1.Il patrimonio comune del costituzionalismo e la declinazione in chiave nazionale della forma di Stato e del sistema di governo
È utile e produttivo, a maggior ragione a fronte dell’attuale progressivo e inarrestabile processo di consolidamento dell’assetto ordinamentale comunitario-europeo (dopo qualche frenata anche brusca si trova il modo di ripartire), sottolineare gli aspetti caratteristici del “costituzionalismo universale”, richiamando a tal fine il patrimonio comune del costituzionalismo occidentale. Da tempo Valerio Onida è impegnato anche su questo versante e non tralascia di evidenziare come, proprio facendo riferimento al suddetto patrimonio, è possibile, tra l’altro, il dialogo tra culture di diversa provenienza superando i conflitti esistenti e quelli latenti.
Le nuove Costituzioni, che si sono affermate nel secondo dopoguerra hanno portato gran parte dell’Occidente europeo ad allinearsi, sul piano dei principi di fondo e per quanto concerne l’adesione ai valori e agli ideali liberaldemocratici, con l’ordinamento britannico e con quello nordamericano; anche la Costituzione italiana del 1948, fatta eccezione per la differente configurazione del vertice dello Stato; assume questa riconoscibile e comune inclinazione democratica di base.
Il traguardo – perché proprio di questo si tratta – è stato raggiunto attraverso un lungo, faticoso e per nulla lineare processo storico che ha progressivamente conosciuto la “limitazione costituzionale” dei poteri della monarchia (la Gloriosa rivoluzione inglese del 1688-89), l’elaborazione teorica della separazione dei poteri (Montesquieu, Lo spirito delle leggi del 1748) e la richiesta, attraverso la rappresentanza parlamentare, di partecipazione all’esercizio di una quota di potere pubblico, considerata condizione indispensabile per sottostare al potere dell’autorità di governo.

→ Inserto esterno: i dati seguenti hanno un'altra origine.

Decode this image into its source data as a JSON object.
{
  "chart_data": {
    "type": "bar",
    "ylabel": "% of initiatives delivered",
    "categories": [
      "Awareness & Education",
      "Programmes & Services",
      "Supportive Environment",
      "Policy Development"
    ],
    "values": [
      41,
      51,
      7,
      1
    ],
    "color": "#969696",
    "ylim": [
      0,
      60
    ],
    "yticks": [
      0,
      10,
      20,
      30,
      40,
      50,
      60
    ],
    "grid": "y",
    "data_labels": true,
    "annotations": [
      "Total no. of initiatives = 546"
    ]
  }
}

La rivoluzione americana e quella francese, entrambe della seconda metà del Settecento, furono ispirate ai suddetti principi. Tutto ciò consente di affermare che nell’esperienza liberale, anche così come si è manifestata nel corso del diciannovesimo secolo, gli organi legislativi, per via costituzionale, hanno affiancato, progressivamente condizionato o comunque limitato il potere del Monarca vero e proprio ovvero, Oltreoceano, del “Sovrano elettivo”.
In Europa, come è noto, il fascismo e il nazismo provarono a demolire ovunque lo Stato liberale – in Italia, anche a causa di una complessa e tormentata unificazione nazionale, il modello di Stato liberale non si era affatto consolidato – per affermare un mostruoso Stato totalitario che travolse qualsiasi segno di civiltà non solo giuridica e che abolì sostanzialmente la rappresentanza parlamentare.

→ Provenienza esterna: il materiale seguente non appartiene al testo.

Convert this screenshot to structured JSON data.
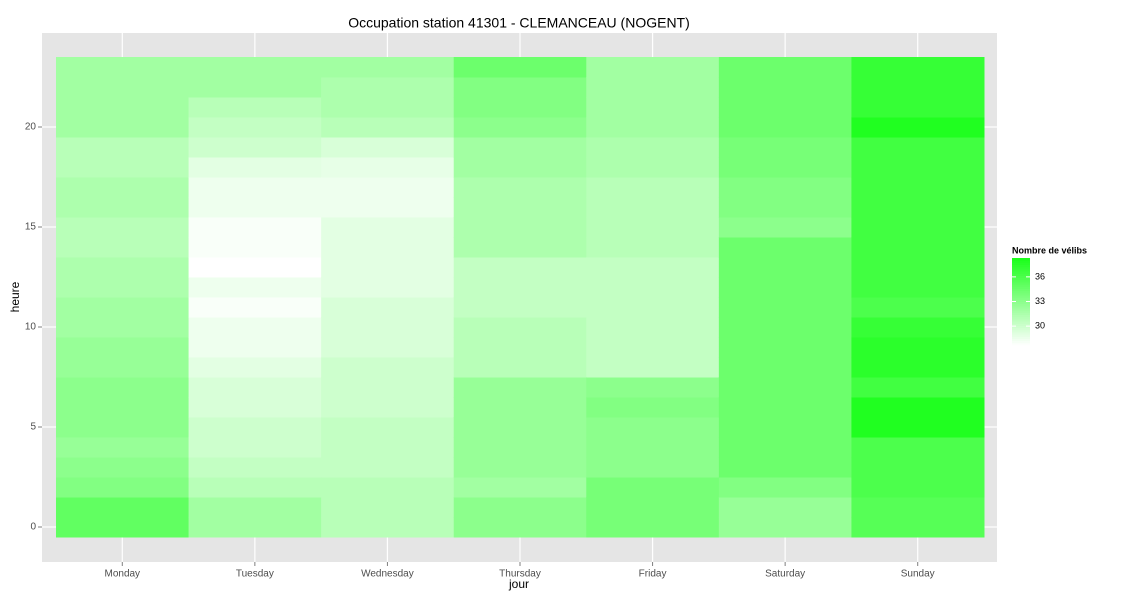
{
  "chart_data": {
    "type": "heatmap",
    "title": "Occupation station 41301 - CLEMANCEAU (NOGENT)",
    "x_label": "jour",
    "y_label": "heure",
    "categories": [
      "Monday",
      "Tuesday",
      "Wednesday",
      "Thursday",
      "Friday",
      "Saturday",
      "Sunday"
    ],
    "y": [
      0,
      1,
      2,
      3,
      4,
      5,
      6,
      7,
      8,
      9,
      10,
      11,
      12,
      13,
      14,
      15,
      16,
      17,
      18,
      19,
      20,
      21,
      22,
      23
    ],
    "values": [
      [
        35,
        35,
        33.5,
        33,
        32.5,
        33,
        33,
        33,
        32.5,
        32.5,
        32,
        32,
        31.5,
        31.5,
        31,
        31,
        31.5,
        31.5,
        31,
        31,
        32,
        32,
        32,
        32
      ],
      [
        32,
        32,
        31,
        30.5,
        30,
        30,
        29.5,
        29.5,
        29,
        28.5,
        28.5,
        28,
        28.5,
        27.7,
        28,
        28,
        28.5,
        28.5,
        29,
        30,
        30.5,
        31,
        32,
        32
      ],
      [
        31,
        31,
        31,
        30.5,
        30.5,
        30.5,
        30,
        30,
        30,
        29.5,
        29.5,
        29.5,
        29,
        29,
        29,
        29,
        28.5,
        28.5,
        28.8,
        29.5,
        31,
        31.5,
        31.5,
        32
      ],
      [
        33,
        33,
        32,
        32.5,
        32.5,
        32.5,
        32.5,
        32.5,
        31,
        31,
        31,
        30.5,
        30.5,
        30.5,
        31.5,
        31.5,
        31.5,
        31.5,
        32,
        32,
        33,
        33.5,
        33.5,
        34.5
      ],
      [
        34,
        34,
        34,
        33,
        33,
        33,
        33.5,
        33,
        30.5,
        30.5,
        30.5,
        30.5,
        30.5,
        30.5,
        31,
        31,
        31,
        31,
        31.5,
        31.5,
        32,
        32,
        32,
        32
      ],
      [
        32.5,
        32.5,
        33.5,
        34.5,
        34.5,
        34.5,
        34.5,
        34.5,
        34.5,
        34.5,
        34.5,
        34.5,
        34.5,
        34.5,
        34.5,
        33,
        33.5,
        33.5,
        34,
        34,
        34.5,
        34.5,
        34.5,
        34.5
      ],
      [
        35.5,
        35.5,
        36,
        36,
        36,
        38,
        38,
        36.5,
        37.5,
        37.5,
        37,
        36,
        36.5,
        36.5,
        36.5,
        36.5,
        36.5,
        36.5,
        36.5,
        36.5,
        38,
        37,
        37,
        37
      ]
    ],
    "ylim": [
      -1.75,
      24.7
    ],
    "yticks": [
      0,
      5,
      10,
      15,
      20
    ],
    "legend_title": "Nombre de vélibs",
    "colorlim": [
      27.7,
      38.3
    ],
    "colorticks": [
      30,
      33,
      36
    ],
    "low_color": "#ffffff",
    "high_color": "#1aff1a",
    "grid": true
  }
}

È del tutto evidente che le specificità storiche di ciascun Paese devono sempre essere considerate con molta attenzione e che, restando dentro le coordinate che delineano le basi giuridiche sulle quali si costruisce il rapporto tra l’Autorità e la Comunità statuale, è ben possibile continuare a distinguere le specifiche soluzioni costituzionali apprestate da ciascun ordinamento democratico. Credo, dunque, che ancora oggi valga la pena distinguere, ad esempio, la forma di Stato democratico-sociale che connota alcuni ordinamenti europei, tra i quali il nostro, dalla forma di Stato più schiettamente liberale angloamericana; val la pena ugualmente mettere in luce il carattere più o meno accentuato dell’autonomia politica riconosciuta ai maggiori enti territoriali, che l’esperienza italiana, quella spagnola e, ancora di più, quella tedesca rivelano rispetto all’assetto ordinamentale britannico e a quello francese; ciò consente di operare utili distinzioni tra i modelli statuali più o meno accentrati e quelli di tipo federale.